Modern Psychology and The Importance of Looking Up
Modern psychology affirms the importance of ‘looking up’ in one form or another.
The former head of the American Psychological Association, Martin Seligman, affirms the importance of living for something bigger than yourself. And Psychologist Michael Carr-Gregg, whose main interest is in child and adolescent development, has surveyed the literature about the effects of spirituality on human wellbeing and behavior:
Spirituality, defined as a sense of connectedness or relatedness to something or someone that transcends the material world, is associated with better mental health. It can help increase self-esteem, aid in one’s search for meaning in life, improve family and special relationships and decrease risk-taking behavior. It can also provide a moral compass to help navigate life.’ [4]

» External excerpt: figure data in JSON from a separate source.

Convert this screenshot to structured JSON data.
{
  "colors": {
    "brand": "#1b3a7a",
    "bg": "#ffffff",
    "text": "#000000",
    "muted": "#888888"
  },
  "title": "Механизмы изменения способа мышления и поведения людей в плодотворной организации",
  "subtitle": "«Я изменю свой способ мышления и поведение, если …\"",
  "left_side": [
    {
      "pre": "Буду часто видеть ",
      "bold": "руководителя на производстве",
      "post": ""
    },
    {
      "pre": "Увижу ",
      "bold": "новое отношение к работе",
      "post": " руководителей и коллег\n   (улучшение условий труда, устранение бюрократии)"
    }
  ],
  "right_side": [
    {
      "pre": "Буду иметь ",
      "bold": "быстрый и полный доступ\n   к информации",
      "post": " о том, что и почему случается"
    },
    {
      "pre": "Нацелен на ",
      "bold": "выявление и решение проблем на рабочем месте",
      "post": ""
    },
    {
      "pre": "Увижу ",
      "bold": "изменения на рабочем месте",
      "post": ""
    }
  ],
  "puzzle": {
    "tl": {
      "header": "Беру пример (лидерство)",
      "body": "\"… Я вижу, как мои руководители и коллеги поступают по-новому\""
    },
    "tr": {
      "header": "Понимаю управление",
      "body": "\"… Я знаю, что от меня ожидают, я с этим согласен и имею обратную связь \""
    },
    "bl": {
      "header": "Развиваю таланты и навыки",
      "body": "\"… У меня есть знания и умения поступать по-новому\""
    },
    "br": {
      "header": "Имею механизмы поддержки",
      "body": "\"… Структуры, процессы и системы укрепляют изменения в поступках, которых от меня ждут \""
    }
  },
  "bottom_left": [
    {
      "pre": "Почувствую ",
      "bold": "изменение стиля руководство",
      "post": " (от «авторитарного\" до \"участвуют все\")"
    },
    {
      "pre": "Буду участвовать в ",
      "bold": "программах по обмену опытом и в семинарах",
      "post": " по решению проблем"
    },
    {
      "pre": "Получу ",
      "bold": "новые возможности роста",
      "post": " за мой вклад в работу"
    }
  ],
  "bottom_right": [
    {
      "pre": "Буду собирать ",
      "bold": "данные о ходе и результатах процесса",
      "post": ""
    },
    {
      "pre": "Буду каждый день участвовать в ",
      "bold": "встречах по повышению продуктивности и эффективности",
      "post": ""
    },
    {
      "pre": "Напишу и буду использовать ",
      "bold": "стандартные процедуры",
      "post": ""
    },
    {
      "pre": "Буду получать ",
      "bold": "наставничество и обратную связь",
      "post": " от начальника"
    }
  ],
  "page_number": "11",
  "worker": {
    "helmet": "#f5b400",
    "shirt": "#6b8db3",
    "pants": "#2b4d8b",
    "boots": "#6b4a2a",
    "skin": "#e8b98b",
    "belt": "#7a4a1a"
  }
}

Academic psychiatrist Andrew Sims’s summary of the many studies about the effects of religious belief in the American Journal of Public Health comes to similar conclusions:
Religious involvement correlates strongly with wellbeing, happiness, life satisfaction, hope and optimism, purpose and meaning in life, higher self-esteem, better adaptation to bereavement, greater social support, less loneliness, lower rates of depression, and faster rates of recovery from depression.[5]
Eternity in Our Hearts
According to the Bible, the human desire to ‘look up’ and be spiritual is central to who we are as God’s Image Bearers.
God has placed ‘eternity in man’s heart’ (Ecc 3:11), so we have an awareness that there must be more to life than our frustrating existence ‘under the sun’ (Ecc 1:14). While sin has distorted this spiritual desire so that human beings worship false gods (Rom 1:18ff), worship – ‘looking up’ is key to who we are.
But the modern ‘you do you’ tends to ignore this dimension, leading to all sorts of problems for people across our culture.
[1] Brian Rosner, How To Find Yourself: Why Looking Inward Is Not The Answer (Crossway; Wheaton: 2022), 72.
[2] Rosner, How to find yourself, 73.
[3] Rosner, How to find yourself, 75.
[4] Michael Carr-Gregg, “How to build happy and resilient children,” in Raising Resilient Kids (Mt. Evelyn: Collective Wisdom, 2018), 7. Quoted in Rosner, How to find yourself, 78.
[5] Cited by John C. Lennox, Can Science Explain Everything? (London: Good Book, 2019), 29. Quoted in Rosner, How to find yourself, 78.